Apple really wouldn't like that. In fact, during litigation in recent years they've only ever made a case for why they believe it should be exactly the opposite. Right now they're working to convince you that you don't need to install unapproved applications on your mac. When, not if, they succeed in that, there won't be a macos.

And all of the Mac users will switch to Windows. Right now, at least the Mac is useful. iOS is a toy that can only replace about 1% of what I use my laptop for, because approximately none of the software I have to use exists on iOS. There's no Finale, no KiCad, no OpenSCAD, no Snapmaker Luban, no Xcode, etc. A large percentage of the apps I run are licensed under licenses that are incompatible with Apple's App Store, and most of the others are unlikely to get ported to UIKit ever.

Comment Re: AM radio is nothing in terms of volts. (Score 1) 314

Yes but the argument that all those measures add cost and weight is still valid.

Not enough weight to meaningfully affect range, though. A few extra ounces is margin-of-error stuff when the car weighs two tons.

Whether it is phase cancellation (which would require a redesign, still have lots of noise harmonics and consume more power) or shielding.

Sure. Anything you do will consume more power.

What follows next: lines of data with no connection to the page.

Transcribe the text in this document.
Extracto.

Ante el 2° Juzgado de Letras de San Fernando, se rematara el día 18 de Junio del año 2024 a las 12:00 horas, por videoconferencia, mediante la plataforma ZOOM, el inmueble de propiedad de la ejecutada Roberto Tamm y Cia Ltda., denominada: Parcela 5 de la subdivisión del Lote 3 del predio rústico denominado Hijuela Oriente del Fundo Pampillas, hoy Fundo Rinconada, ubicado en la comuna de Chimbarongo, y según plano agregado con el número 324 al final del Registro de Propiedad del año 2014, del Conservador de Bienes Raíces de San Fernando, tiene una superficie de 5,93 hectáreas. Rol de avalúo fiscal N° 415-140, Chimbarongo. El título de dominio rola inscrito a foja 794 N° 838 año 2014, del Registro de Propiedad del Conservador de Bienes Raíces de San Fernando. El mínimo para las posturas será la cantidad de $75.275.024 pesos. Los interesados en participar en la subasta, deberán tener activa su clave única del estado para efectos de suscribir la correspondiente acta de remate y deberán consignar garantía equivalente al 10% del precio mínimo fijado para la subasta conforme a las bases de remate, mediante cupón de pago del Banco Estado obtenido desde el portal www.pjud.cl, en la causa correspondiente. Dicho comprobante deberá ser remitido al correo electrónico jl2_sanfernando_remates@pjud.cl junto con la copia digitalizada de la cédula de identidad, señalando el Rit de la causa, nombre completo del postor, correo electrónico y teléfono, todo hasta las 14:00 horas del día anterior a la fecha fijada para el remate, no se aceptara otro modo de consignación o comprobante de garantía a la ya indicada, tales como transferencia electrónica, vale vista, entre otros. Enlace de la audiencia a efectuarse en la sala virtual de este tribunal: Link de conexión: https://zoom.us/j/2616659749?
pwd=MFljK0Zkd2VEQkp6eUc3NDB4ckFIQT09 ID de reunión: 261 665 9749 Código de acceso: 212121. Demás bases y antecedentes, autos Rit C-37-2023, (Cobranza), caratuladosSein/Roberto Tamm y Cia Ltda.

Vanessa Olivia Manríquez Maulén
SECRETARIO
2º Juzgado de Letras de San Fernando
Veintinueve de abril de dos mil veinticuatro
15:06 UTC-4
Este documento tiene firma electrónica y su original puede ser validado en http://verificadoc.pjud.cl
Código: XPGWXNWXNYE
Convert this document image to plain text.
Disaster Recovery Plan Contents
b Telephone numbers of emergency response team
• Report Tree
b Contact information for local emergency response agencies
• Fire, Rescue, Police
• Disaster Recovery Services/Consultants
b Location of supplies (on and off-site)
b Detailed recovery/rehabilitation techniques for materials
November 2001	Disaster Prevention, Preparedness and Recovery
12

But a more complicated radio circuit with a differential amplifier that probably draws just milliwatts more power would once again be completely lost in the noise when compared with a self-driving computer that consumes two or three hundred watts continuously, and adding a couple more loop antennas right next to the drive motors would likely add just ounces to the vehicle's weight.

The point is that this doesn't necessarily have to involve some thick metal shield that adds a hundred pounds, and nobody is going to complain because the vehicle's maximum range drops by ten or fifteen feet.

Moving the antenna isnâ(TM)t an option since the motors are in each corner of the car for most EV.

No, they're actually in the middle underneath the car, typically. EVs almost always have two electric drive motors, not four. (CyberTruck has an option for three motors.) With antennas on top, that's a heck of a lot of metal between you and the noise source.